There is something in our DNA as human beings that makes us want to be noticed, to be rewarded, to be seen with and among the movers and shakers of this world. There is a certain thrill that comes with seeing someone famous and then getting your picture taken with them. I have two on my office wall: one of me with Desmond Tutu and another of me and Gene Robinson. I remember how thrilling it was to meet them, chat with them and then have those moments memorialized in a photograph. Think about all those photo-ops with political candidates that have recently happened in the presidential campaign...There is nothing inherently wrong in these kind of actions and opportunities, but a dangerous misconception about what is really important in the world can be engendered from this mindset if we let it become the focus of our world.

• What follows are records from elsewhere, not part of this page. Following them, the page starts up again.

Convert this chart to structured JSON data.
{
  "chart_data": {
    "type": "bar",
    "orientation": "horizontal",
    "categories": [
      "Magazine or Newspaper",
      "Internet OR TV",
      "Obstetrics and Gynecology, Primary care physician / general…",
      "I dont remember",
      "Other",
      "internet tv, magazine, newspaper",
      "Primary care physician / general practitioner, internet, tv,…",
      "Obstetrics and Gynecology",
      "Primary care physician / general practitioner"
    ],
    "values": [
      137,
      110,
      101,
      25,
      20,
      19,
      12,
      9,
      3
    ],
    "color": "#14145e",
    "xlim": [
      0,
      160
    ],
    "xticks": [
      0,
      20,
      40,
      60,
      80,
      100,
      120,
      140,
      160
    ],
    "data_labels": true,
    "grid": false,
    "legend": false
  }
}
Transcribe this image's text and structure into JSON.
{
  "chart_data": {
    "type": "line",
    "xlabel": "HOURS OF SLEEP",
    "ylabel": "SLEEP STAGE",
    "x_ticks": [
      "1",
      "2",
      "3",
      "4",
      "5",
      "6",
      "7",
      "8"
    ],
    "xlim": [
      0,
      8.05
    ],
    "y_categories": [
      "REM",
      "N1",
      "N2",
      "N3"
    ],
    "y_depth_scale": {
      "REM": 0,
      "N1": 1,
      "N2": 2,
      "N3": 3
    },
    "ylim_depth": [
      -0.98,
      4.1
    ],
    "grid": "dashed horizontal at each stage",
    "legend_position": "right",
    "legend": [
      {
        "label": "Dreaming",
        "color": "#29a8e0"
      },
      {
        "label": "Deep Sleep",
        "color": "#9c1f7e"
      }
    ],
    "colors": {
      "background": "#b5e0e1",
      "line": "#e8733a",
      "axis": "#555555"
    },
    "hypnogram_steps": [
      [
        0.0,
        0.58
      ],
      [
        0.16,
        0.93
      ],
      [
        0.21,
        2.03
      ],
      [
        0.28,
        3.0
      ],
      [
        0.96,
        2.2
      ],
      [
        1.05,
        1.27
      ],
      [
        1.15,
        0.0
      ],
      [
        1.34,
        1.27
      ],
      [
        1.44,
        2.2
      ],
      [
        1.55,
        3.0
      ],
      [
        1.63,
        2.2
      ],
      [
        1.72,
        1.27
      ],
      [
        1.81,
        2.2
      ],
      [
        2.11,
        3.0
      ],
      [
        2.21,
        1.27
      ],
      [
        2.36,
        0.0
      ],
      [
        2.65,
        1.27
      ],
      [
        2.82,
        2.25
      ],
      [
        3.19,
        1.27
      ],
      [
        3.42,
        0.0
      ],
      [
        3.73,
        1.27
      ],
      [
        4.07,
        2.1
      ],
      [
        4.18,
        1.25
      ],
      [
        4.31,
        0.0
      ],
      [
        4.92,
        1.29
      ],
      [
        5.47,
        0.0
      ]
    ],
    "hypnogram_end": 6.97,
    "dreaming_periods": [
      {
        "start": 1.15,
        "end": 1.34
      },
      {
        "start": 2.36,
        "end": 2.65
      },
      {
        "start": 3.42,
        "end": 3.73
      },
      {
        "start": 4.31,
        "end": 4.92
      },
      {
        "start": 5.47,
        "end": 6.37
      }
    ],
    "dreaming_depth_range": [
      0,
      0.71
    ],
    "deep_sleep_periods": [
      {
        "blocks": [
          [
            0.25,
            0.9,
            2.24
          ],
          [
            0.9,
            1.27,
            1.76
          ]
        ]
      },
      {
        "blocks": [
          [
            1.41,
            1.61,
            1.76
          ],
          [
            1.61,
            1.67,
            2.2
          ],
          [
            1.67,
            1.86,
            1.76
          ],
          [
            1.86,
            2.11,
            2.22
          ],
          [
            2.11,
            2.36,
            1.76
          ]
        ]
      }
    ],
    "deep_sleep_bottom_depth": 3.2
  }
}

The hard news of today's Gospel is that this loving Jesus and this loving God we worship and praise tells his disciples for the second time today that he is heading to torture and death and resurrection. That he is not the kind of king they are used to, or in fact the kind of leader we are used to having our picture taken with. The hard news is that as nice as those moments of celebrity are, they are not what we are called to in this life. Those real moments of celebrity are the ones that only you and someone you are helping (and God) know about. Those small moments of joy brought to someone in need by a servant leader is what it is all about. That is hard news to hear, but there is also relief in the knowledge that it is not all about us as individuals, but that it is all about all of us collectively doing this quiet work creating the kingdom for all of us to revel and share in.